The study provides much-needed data to understand the scale of fraud globally. Furthermore, according to the study, "consumers today also expect banks and payment networks to be responsible for preventing fraud."

TechHQ.com reports:

Financial institutions worldwide struggle with the impacts of fraudulent activities on their revenues and consumer interactions. Today, fraud detection tools are becoming increasingly in demand as financial institutions look to avoid any untoward incidences and protect their customers.  Leveraging machine learning and artificial intelligence, the technology continues to evolve with more features being added to improve fraud detection services...

...There is one problem though. Fraud detection can only happen when a fraud is committed. Running deep-learning models at scale in real-time has not been possible due to latency issues, meaning fraud detections models are only run on less than 10% of high-volume transactions – a significant amount of fraud is going undetected.

This is a problem that persists across the fraud detection landscape, particular with check fraud in the US -- both on-us and deposit.

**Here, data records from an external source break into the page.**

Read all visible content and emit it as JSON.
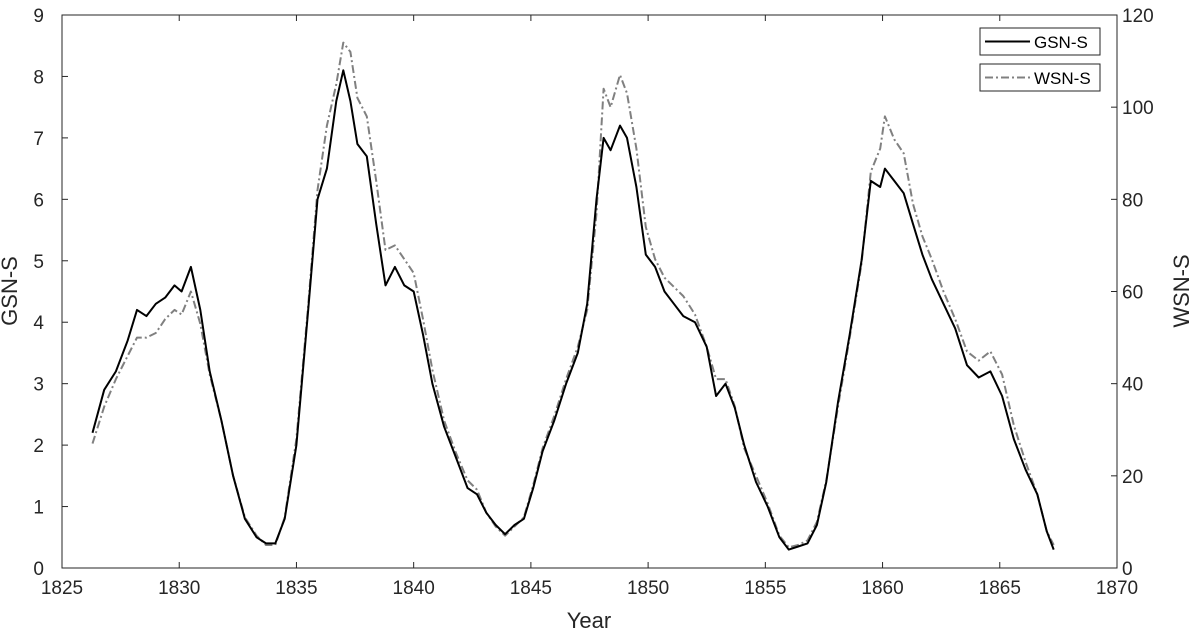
{
  "chart_data": {
    "type": "line",
    "title": "",
    "xlabel": "Year",
    "ylabel_left": "GSN-S",
    "ylabel_right": "WSN-S",
    "xlim": [
      1825,
      1870
    ],
    "ylim_left": [
      0,
      9
    ],
    "ylim_right": [
      0,
      120
    ],
    "x_ticks": [
      1825,
      1830,
      1835,
      1840,
      1845,
      1850,
      1855,
      1860,
      1865,
      1870
    ],
    "y_ticks_left": [
      0,
      1,
      2,
      3,
      4,
      5,
      6,
      7,
      8,
      9
    ],
    "y_ticks_right": [
      0,
      20,
      40,
      60,
      80,
      100,
      120
    ],
    "grid": false,
    "legend_position": "top-right",
    "series": [
      {
        "name": "GSN-S",
        "axis": "left",
        "color": "#000000",
        "style": "solid",
        "x": [
          1826.3,
          1826.8,
          1827.3,
          1827.8,
          1828.2,
          1828.6,
          1829.0,
          1829.4,
          1829.8,
          1830.1,
          1830.5,
          1830.9,
          1831.3,
          1831.8,
          1832.3,
          1832.8,
          1833.3,
          1833.7,
          1834.1,
          1834.5,
          1835.0,
          1835.5,
          1835.9,
          1836.3,
          1836.7,
          1837.0,
          1837.3,
          1837.6,
          1838.0,
          1838.4,
          1838.8,
          1839.2,
          1839.6,
          1840.0,
          1840.4,
          1840.8,
          1841.3,
          1841.8,
          1842.3,
          1842.7,
          1843.1,
          1843.5,
          1843.9,
          1844.3,
          1844.7,
          1845.1,
          1845.5,
          1846.0,
          1846.5,
          1847.0,
          1847.4,
          1847.8,
          1848.1,
          1848.4,
          1848.8,
          1849.1,
          1849.5,
          1849.9,
          1850.3,
          1850.7,
          1851.1,
          1851.5,
          1852.0,
          1852.5,
          1852.9,
          1853.3,
          1853.7,
          1854.1,
          1854.6,
          1855.1,
          1855.6,
          1856.0,
          1856.4,
          1856.8,
          1857.2,
          1857.6,
          1858.1,
          1858.6,
          1859.1,
          1859.5,
          1859.9,
          1860.1,
          1860.5,
          1860.9,
          1861.3,
          1861.7,
          1862.1,
          1862.6,
          1863.1,
          1863.6,
          1864.1,
          1864.6,
          1865.1,
          1865.6,
          1866.1,
          1866.6,
          1867.0,
          1867.3
        ],
        "y": [
          2.2,
          2.9,
          3.2,
          3.7,
          4.2,
          4.1,
          4.3,
          4.4,
          4.6,
          4.5,
          4.9,
          4.2,
          3.2,
          2.4,
          1.5,
          0.8,
          0.5,
          0.4,
          0.4,
          0.8,
          2.0,
          4.2,
          6.0,
          6.5,
          7.6,
          8.1,
          7.6,
          6.9,
          6.7,
          5.6,
          4.6,
          4.9,
          4.6,
          4.5,
          3.8,
          3.0,
          2.3,
          1.8,
          1.3,
          1.2,
          0.9,
          0.7,
          0.55,
          0.7,
          0.8,
          1.3,
          1.9,
          2.4,
          3.0,
          3.5,
          4.3,
          6.0,
          7.0,
          6.8,
          7.2,
          7.0,
          6.2,
          5.1,
          4.9,
          4.5,
          4.3,
          4.1,
          4.0,
          3.6,
          2.8,
          3.0,
          2.6,
          2.0,
          1.4,
          1.0,
          0.5,
          0.3,
          0.35,
          0.4,
          0.7,
          1.4,
          2.7,
          3.8,
          5.0,
          6.3,
          6.2,
          6.5,
          6.3,
          6.1,
          5.6,
          5.1,
          4.7,
          4.3,
          3.9,
          3.3,
          3.1,
          3.2,
          2.8,
          2.1,
          1.6,
          1.2,
          0.6,
          0.3
        ]
      },
      {
        "name": "WSN-S",
        "axis": "right",
        "color": "#808080",
        "style": "dash-dot",
        "x": [
          1826.3,
          1826.8,
          1827.3,
          1827.8,
          1828.2,
          1828.6,
          1829.0,
          1829.4,
          1829.8,
          1830.1,
          1830.5,
          1830.9,
          1831.3,
          1831.8,
          1832.3,
          1832.8,
          1833.3,
          1833.7,
          1834.1,
          1834.5,
          1835.0,
          1835.5,
          1835.9,
          1836.3,
          1836.7,
          1837.0,
          1837.3,
          1837.6,
          1838.0,
          1838.4,
          1838.8,
          1839.2,
          1839.6,
          1840.0,
          1840.4,
          1840.8,
          1841.3,
          1841.8,
          1842.3,
          1842.7,
          1843.1,
          1843.5,
          1843.9,
          1844.3,
          1844.7,
          1845.1,
          1845.5,
          1846.0,
          1846.5,
          1847.0,
          1847.4,
          1847.8,
          1848.1,
          1848.4,
          1848.8,
          1849.1,
          1849.5,
          1849.9,
          1850.3,
          1850.7,
          1851.1,
          1851.5,
          1852.0,
          1852.5,
          1852.9,
          1853.3,
          1853.7,
          1854.1,
          1854.6,
          1855.1,
          1855.6,
          1856.0,
          1856.4,
          1856.8,
          1857.2,
          1857.6,
          1858.1,
          1858.6,
          1859.1,
          1859.5,
          1859.9,
          1860.1,
          1860.5,
          1860.9,
          1861.3,
          1861.7,
          1862.1,
          1862.6,
          1863.1,
          1863.6,
          1864.1,
          1864.6,
          1865.1,
          1865.6,
          1866.1,
          1866.6,
          1867.0,
          1867.3
        ],
        "y": [
          27,
          35,
          41,
          46,
          50,
          50,
          51,
          54,
          56,
          55,
          60,
          53,
          42,
          32,
          20,
          11,
          7,
          5,
          5,
          11,
          28,
          57,
          82,
          96,
          105,
          114,
          112,
          102,
          98,
          84,
          69,
          70,
          67,
          64,
          54,
          43,
          32,
          25,
          19,
          17,
          12,
          9,
          7,
          9,
          11,
          18,
          26,
          33,
          41,
          48,
          56,
          77,
          104,
          100,
          107,
          103,
          91,
          74,
          67,
          63,
          61,
          59,
          55,
          48,
          41,
          41,
          35,
          26,
          20,
          14,
          7,
          4.5,
          5,
          6,
          10,
          19,
          35,
          50,
          66,
          86,
          91,
          98,
          93,
          90,
          79,
          72,
          67,
          60,
          54,
          47,
          45,
          47,
          42,
          31,
          23,
          16,
          8,
          5
        ]
      }
    ]
  }
}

Banks are not only tasked with handling hundreds of thousands to millions of daily transactions, but also tasked with analyzing these transactions for fraudulent activity -- whether it's transaction-based for behavioral anomalies or image-based for identification of fraudulent items such as counterfeit, forged, or altered checks.

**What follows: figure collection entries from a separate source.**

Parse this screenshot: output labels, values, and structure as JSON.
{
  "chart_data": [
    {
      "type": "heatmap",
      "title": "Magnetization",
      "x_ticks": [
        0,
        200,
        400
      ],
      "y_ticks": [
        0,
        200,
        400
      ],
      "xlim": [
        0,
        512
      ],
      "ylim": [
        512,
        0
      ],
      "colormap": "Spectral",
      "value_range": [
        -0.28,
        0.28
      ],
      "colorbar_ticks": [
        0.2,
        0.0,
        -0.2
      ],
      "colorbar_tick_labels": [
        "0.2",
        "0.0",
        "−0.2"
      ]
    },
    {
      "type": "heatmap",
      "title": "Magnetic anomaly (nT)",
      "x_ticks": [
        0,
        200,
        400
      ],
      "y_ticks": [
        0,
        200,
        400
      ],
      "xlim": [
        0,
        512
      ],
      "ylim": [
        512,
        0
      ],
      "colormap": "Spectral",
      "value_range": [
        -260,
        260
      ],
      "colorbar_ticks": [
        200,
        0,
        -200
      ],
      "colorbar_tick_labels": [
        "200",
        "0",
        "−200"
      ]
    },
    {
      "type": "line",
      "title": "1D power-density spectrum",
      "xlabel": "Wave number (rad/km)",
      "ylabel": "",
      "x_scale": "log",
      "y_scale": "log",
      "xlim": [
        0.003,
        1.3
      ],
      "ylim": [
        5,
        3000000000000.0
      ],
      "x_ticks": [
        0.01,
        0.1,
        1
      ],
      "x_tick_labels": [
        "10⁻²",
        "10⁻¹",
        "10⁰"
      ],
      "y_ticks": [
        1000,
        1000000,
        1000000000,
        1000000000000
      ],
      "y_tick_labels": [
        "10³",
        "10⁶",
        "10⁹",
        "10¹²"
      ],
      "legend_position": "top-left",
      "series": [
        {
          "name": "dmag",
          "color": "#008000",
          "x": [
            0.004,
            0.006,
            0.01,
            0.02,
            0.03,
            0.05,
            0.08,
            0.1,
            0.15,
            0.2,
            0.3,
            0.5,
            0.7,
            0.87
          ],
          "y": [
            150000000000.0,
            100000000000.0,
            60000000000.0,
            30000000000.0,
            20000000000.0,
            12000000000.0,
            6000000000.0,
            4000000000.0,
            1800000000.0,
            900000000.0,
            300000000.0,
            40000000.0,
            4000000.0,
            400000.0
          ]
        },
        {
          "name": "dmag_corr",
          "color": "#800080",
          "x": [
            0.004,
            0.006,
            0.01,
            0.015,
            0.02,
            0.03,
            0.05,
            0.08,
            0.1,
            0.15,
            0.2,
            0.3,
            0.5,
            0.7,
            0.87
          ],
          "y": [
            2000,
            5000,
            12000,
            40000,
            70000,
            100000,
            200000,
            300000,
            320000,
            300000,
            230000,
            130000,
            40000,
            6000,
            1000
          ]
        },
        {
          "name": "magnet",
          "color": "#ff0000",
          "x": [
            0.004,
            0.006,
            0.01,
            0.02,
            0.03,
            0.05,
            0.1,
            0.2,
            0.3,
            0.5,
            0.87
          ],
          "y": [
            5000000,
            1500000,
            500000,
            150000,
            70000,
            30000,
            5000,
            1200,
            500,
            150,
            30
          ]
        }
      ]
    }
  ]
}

Stop Fraud OrbNet Forensic AI-01

Clearly, this cannot be done by humans, and even CPUs are unable to handle this type of volume. That's why banks are turning to AI and machine learning, leveraging GPUs to process and analyze these large amounts of transactions. We provided in a previous blog an in-depth review of why GPUs are needed for check processing and fraud detection, as it provides provides a higher rate of speed and accuracy than CPU. Consider this excerpt from the post:

So what happens when you have a large amount of items to process against millions of images of check or weights?

"If your neural network has around 10, 100 or even 100,000 parameters. A computer would still be able to handle this in a matter of minutes, or even hours at the most.

But what if your neural network has more than 10 billion parameters? It would take years to train this kind of systems employing the traditional approach. Your computer would probably give up before you’re even one-tenth of the way.

A neural network that takes search input and predicts from 100 million outputs, or products, will typically end up with about 2,000 parameters per product. So you multiply those, and the final layer of the neural network is now 200 billion parameters. And I have not done anything sophisticated. I’m talking about a very, very dead simple neural network model." — a Ph.D. student at Rice University.

As a general rule, GPUs are a safer bet for fast machine learning because, at its heart, data science model training consists of simple matrix math calculations, the speed of which may be greatly enhanced if the computations are carried out in parallel. This is why the banking industry is moving towards AI and machine learning, leveraging GPUs to power their systems.